Creative discovery also helps us empower young adults to set the agenda, rather than letting the resource they are using set it for them. Students using this method are encouraged to consider the way in which digital tools are often designed to shape our output in very specific ways.
When you post on social media, for example, you are bound by the developers' intentions and rules, by their constraints – character lengths that constrict how you express yourself or constraints on the length of video you are allowed to post. These limitations offer creative challenge, but also bind us to the vision of the developer. Encouraging students to think about how they should be served technology, how they might best employ a tool to meet their needs, helps them move beyond these constraints.
It is my strong encouragement in this book that you continue to pursue an ongoing dialogue with your students about the technology they use, how it’s best employed and for what purpose. You might also consider a reflective stage to the approach outlined above, allowing students to reflect on when the creative method is needful, and whether a critical evaluation of a tool may be appropriate or useful.
You may employ the process of creative discovery in your first use of Excel, for example, but might then follow with a more critical evaluation of the features most appropriate to the task. I would argue, however, that introducing a creative opportunity often allows students to see beyond the bounds of the tool. It also allows students to encounter uncertainty, and to take a structured approach to resolving it.
We often need to draw on creative thinking to find our way around uncertainty, and in some settings uncertainty is provoked – the blank canvas for the art student, for example. Introducing a little uncertainty followed by reflection can allow us to reach beyond our habits and established routines to find new and unique ways to encounter the challenges before us.
Activity
Now that you have both a stronger appreciation for the impact of cognitive load, and an approach designed to build stronger familiarity through a lateral creative approach, it’s time to explore your understanding of the two.
Plan a lesson that prepares your students for their use of an intended digital resource and employs the creative discovery method.
⦁ Following the approach outlined above or a variation of it, what tangible evidence do you have of an increased breadth of confidence and knowledge of the digital tool?

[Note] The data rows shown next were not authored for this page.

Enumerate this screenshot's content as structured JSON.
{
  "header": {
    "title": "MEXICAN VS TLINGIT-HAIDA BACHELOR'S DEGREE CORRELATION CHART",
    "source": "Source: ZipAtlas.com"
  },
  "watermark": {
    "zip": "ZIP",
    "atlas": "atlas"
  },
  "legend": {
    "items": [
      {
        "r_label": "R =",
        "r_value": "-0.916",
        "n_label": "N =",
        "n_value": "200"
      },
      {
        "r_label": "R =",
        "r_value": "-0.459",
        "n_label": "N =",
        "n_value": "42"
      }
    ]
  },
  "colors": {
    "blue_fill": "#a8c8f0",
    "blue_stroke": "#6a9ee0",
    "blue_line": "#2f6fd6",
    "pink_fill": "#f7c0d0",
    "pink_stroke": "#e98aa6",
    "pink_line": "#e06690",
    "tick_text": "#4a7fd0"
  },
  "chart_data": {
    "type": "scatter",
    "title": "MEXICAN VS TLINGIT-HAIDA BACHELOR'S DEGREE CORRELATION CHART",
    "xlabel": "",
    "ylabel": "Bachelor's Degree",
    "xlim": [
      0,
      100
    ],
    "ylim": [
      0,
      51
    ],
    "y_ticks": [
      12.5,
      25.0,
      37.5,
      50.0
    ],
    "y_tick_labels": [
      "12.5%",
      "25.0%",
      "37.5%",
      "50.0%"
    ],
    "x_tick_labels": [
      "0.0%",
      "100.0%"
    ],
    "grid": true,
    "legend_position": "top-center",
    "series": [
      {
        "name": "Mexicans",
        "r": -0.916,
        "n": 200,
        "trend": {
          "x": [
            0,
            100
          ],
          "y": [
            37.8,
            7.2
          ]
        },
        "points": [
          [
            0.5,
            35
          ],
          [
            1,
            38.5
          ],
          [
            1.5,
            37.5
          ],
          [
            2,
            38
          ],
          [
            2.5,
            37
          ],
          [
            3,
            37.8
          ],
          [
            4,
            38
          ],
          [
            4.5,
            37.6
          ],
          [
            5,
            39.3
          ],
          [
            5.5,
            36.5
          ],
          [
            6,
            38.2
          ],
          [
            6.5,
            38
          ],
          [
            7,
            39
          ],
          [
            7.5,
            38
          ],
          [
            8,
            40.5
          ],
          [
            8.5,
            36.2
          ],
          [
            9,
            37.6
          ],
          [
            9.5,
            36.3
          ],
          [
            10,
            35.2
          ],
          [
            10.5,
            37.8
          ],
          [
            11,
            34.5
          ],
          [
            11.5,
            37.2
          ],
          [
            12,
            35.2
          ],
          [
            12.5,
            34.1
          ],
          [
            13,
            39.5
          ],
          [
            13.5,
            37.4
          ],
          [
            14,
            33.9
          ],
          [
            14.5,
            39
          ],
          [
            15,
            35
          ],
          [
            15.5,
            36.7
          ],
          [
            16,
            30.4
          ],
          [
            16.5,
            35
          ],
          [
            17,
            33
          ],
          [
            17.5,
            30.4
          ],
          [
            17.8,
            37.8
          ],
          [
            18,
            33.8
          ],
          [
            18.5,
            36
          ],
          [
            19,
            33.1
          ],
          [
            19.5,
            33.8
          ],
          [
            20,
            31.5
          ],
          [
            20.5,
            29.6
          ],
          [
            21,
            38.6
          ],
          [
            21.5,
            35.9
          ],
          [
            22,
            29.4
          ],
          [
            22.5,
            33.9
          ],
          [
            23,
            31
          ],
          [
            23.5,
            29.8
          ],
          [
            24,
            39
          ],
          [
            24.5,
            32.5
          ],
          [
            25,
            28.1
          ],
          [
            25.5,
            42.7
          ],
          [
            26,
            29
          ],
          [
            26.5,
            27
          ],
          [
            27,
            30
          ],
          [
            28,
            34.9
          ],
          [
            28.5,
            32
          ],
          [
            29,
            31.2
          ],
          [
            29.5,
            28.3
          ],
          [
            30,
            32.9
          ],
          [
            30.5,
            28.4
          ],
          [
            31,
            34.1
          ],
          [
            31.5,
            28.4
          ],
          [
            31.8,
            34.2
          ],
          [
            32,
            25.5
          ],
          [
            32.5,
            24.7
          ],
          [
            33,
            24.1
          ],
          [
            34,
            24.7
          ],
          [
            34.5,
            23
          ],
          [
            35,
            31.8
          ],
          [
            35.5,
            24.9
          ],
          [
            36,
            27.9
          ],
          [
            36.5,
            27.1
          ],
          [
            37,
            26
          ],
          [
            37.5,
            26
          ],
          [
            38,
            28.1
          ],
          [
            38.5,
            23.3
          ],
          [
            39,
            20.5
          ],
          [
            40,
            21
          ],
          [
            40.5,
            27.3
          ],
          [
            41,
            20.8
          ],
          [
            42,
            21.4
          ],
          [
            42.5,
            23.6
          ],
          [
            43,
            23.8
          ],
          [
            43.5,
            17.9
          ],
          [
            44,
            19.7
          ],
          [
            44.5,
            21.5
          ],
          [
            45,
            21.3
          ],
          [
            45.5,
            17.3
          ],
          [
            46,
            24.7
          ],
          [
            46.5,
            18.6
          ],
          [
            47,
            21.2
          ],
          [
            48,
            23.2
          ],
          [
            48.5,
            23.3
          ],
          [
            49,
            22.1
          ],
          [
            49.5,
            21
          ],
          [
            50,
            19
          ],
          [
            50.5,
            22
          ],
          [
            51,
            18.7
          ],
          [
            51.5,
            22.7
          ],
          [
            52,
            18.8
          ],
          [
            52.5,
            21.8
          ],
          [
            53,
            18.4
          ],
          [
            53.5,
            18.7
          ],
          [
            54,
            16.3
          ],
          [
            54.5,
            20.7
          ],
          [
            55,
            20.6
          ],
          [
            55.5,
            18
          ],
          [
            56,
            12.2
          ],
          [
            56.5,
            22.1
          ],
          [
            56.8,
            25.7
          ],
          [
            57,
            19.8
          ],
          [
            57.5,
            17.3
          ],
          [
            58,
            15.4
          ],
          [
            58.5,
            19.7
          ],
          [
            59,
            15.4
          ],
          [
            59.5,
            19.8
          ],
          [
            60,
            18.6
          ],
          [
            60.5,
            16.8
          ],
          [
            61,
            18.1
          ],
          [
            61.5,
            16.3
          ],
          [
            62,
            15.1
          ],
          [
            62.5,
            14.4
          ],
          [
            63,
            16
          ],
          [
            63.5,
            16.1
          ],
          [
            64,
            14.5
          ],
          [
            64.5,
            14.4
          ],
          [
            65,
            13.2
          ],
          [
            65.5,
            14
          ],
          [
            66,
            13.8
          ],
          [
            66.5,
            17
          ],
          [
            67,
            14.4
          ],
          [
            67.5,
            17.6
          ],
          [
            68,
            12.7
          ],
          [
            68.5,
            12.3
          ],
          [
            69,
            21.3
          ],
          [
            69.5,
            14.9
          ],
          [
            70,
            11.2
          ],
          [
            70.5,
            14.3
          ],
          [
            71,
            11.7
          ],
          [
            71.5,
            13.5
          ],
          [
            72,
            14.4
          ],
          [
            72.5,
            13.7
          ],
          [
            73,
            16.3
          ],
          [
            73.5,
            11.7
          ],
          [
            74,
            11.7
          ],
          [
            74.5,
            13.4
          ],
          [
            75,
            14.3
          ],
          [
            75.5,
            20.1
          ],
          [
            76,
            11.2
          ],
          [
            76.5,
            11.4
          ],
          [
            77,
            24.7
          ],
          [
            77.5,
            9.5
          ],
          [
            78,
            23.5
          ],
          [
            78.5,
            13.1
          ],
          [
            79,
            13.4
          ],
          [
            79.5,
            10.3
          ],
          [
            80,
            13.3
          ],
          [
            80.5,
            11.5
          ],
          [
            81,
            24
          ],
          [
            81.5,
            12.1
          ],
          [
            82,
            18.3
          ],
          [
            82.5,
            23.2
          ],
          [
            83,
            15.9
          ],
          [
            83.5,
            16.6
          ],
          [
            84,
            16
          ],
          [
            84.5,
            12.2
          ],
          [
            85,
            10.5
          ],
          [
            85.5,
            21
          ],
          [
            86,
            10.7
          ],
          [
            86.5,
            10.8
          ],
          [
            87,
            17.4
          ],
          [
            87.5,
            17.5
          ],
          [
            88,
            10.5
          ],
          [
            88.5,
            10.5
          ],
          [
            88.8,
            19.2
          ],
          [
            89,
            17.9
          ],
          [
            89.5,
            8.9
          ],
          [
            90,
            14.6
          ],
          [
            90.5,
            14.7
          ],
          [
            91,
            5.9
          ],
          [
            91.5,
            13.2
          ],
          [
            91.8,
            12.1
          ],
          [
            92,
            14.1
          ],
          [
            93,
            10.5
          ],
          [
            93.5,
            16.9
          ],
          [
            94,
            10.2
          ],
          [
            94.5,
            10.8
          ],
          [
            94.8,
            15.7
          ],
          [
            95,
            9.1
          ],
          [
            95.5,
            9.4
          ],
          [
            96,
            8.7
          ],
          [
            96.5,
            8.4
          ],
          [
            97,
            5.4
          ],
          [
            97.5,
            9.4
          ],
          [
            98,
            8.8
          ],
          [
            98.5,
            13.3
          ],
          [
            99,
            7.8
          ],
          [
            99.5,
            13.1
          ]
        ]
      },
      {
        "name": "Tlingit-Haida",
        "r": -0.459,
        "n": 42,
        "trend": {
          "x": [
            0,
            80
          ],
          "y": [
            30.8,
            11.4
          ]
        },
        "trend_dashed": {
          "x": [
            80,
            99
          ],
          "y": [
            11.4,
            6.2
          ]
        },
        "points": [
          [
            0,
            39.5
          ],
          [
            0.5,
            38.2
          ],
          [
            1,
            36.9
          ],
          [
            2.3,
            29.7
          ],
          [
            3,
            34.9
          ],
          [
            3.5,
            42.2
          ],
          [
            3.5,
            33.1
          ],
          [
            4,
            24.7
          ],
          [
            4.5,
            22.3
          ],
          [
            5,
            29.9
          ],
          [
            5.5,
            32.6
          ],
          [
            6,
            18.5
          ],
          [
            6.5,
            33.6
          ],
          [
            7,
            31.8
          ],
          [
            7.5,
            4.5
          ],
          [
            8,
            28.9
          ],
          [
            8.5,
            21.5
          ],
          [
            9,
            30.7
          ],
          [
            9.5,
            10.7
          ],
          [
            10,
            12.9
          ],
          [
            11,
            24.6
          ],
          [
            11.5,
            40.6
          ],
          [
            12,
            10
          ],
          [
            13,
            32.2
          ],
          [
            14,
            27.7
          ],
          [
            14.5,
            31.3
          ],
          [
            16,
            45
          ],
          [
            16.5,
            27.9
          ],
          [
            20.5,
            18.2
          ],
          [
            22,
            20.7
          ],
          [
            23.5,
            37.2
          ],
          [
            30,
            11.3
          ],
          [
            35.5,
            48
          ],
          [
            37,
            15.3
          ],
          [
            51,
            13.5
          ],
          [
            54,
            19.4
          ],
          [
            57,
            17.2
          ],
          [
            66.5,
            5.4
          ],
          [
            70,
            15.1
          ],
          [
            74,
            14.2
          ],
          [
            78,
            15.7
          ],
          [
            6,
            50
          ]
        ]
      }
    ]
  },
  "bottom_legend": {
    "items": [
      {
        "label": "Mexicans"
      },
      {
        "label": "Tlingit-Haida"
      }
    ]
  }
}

⦁ Where that tool is then employed, what evidence can you find of the breadth of creative use in the sequence of learning that follows?
Key takeaways
⦁ When you need to introduce a new piece of technology with your students, supporting them to think laterally about how it might serve their needs can benefit future applications.
⦁ Seek out creative goals that demand students think beyond or even subvert the intended purpose of a digital tool. Encourage students to explore features in a way that emboldens their use in future problem-solving and, perhaps, other creative pursuits.
Sum it up
Introducing a new digital tool in the classroom should be a considered and reflective process, and by setting a creative goal, students can benefit from a lateral consideration of the use of that tool.
Put it into action
Seek out a new digital tool that meets the design requirements outlined in the earlier chapter; introduce it to students using the creative discovery approach.
Discuss with students the way in which the tools they use for work and play can define the work they create with them.
Ask students for an example of a tool they employ routinely outside school, and have them report back in the next lesson on the ways in which its design affects their use.